Cette décision consacre une interprétation rigoureuse des effets de la substitution légale en matière procédurale. En jugeant que l’ONIAM est lié par les actes de procédure de l’EFS, la Cour d’appel de Bordeaux donne une portée pratique immédiate à la loi du 17 décembre 2008. Elle refuse de considérer la substitution comme une novation créant des droits nouveaux. Cette approche préserve l’autorité des actes antérieurement accomplis. Elle empêche tout recours stratégique à la substitution pour modifier le cours de l’instance. La solution s’inscrit dans une logique de stabilité procédurale, conforme à l’esprit des règles sur l’irrecevabilité des exceptions tardives. Elle évite que le changement de débiteur n’entraîne un renvoi systématique devant l’ordre administratif. Cette stabilité bénéficie en premier lieu à la victime, qui voit son procès se poursuivre sans rupture ni délai supplémentaire. La Cour écarte ainsi tout formalisme excessif dans la désignation de la juridiction administrative compétente. Elle valide implicitement l’idée que la compétence matérielle, une fois établie, n’est pas remise en cause par le changement de la personne du défendeur.
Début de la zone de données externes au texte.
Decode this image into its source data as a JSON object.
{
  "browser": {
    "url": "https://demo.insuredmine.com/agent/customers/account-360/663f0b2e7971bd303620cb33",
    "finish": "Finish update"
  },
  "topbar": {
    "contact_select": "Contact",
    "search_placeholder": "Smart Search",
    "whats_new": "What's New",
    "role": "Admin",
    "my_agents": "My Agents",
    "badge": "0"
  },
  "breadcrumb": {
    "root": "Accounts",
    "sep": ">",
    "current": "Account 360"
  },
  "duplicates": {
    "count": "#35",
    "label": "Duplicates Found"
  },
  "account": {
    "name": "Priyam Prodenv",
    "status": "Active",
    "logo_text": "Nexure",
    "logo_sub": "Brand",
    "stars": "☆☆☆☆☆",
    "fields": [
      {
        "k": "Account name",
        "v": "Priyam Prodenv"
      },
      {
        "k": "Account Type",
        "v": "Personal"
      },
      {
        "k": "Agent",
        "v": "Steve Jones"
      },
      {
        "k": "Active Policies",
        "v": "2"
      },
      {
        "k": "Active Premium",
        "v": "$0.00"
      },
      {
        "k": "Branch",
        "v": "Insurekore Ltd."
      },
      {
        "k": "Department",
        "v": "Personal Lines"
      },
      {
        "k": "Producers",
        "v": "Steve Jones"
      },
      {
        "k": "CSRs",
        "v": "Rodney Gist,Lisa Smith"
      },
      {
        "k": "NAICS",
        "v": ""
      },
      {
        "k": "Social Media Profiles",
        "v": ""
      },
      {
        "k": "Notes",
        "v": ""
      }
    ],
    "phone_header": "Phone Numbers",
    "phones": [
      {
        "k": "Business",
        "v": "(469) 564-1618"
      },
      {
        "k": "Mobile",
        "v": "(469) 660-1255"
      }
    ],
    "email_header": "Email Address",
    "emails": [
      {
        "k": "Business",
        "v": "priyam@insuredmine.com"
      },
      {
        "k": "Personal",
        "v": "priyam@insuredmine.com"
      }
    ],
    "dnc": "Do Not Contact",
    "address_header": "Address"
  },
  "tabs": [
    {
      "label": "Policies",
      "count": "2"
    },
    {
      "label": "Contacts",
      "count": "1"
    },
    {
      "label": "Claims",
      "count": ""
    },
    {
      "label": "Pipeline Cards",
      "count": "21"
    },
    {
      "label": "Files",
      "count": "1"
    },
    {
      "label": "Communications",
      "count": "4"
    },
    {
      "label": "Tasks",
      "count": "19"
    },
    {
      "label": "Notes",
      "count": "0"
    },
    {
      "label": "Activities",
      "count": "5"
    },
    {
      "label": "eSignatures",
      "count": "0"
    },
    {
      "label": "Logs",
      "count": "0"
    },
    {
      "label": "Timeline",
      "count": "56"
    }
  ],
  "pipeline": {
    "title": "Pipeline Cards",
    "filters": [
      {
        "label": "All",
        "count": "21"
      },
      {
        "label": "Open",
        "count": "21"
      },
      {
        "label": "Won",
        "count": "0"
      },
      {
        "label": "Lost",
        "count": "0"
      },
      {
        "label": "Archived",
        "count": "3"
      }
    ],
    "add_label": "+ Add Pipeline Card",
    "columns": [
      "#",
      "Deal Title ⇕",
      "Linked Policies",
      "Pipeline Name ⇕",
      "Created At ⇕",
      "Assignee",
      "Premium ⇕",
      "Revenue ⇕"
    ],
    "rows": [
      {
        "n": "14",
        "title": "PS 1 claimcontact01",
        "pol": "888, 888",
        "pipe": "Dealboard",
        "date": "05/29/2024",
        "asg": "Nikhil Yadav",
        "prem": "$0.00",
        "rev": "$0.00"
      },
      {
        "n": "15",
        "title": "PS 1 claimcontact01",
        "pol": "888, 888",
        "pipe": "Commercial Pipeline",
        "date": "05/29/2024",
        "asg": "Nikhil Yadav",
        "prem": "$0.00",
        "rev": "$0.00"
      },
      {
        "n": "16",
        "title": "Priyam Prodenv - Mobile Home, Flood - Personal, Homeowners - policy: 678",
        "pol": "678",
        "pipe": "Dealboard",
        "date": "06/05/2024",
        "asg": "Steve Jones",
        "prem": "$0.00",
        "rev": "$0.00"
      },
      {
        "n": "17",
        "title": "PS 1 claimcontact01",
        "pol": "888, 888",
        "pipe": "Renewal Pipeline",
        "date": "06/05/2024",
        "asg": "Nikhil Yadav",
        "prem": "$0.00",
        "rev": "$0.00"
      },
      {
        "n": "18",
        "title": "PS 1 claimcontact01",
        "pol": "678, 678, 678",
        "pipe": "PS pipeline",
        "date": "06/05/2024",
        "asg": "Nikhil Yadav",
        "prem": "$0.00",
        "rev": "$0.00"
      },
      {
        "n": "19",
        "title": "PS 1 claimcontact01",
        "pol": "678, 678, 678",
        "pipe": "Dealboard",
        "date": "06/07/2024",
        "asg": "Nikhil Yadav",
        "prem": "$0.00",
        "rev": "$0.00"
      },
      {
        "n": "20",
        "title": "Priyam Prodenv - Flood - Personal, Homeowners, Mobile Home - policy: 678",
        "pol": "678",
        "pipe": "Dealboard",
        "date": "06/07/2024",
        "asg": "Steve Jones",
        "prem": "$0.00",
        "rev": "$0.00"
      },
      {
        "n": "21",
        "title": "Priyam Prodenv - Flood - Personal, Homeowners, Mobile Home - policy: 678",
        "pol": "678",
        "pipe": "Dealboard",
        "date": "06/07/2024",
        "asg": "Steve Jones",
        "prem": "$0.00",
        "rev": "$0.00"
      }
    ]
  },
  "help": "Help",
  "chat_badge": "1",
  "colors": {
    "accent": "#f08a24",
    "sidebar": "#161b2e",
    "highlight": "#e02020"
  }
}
La portée de l’arrêt est cependant limitée par son caractère d’espèce. La Cour prend soin de préciser qu’“il n’est pas soutenu ni démontré que les obligations auxquelles est tenu l’ONIAM sont supérieures”. Cette réserve laisse ouverte l’hypothèse où la substitution entraînerait un changement substantiel de la nature des obligations. Par ailleurs, la solution repose sur un fait procédural précis : l’EFS avait déjà conclu au fond. L’arrêt ne remet pas en cause le principe de la compétence administrative pour les demandes d’indemnisation relevant de la solidarité nationale. Il se contente d’en conditionner l’invocation au respect des délais procéduraux. La décision contribue ainsi à clarifier l’articulation entre le nouveau régime d’indemnisation et les instances en cours. Elle affirme la primauté des règles de procédure civile sur les considérations tirées de la nature du fonds du droit. Cette jurisprudence pourrait inciter les parties substituées à examiner avec diligence leur position procédurale. Elle tend à éviter les manœuvres dilatoires tout en garantissant la continuité du procès. L’arrêt apparaît donc comme une application raisonnée de la loi, équilibrant l’impératif de mise en œuvre d’un nouveau régime et le respect des droits acquis dans le cadre de l’instance.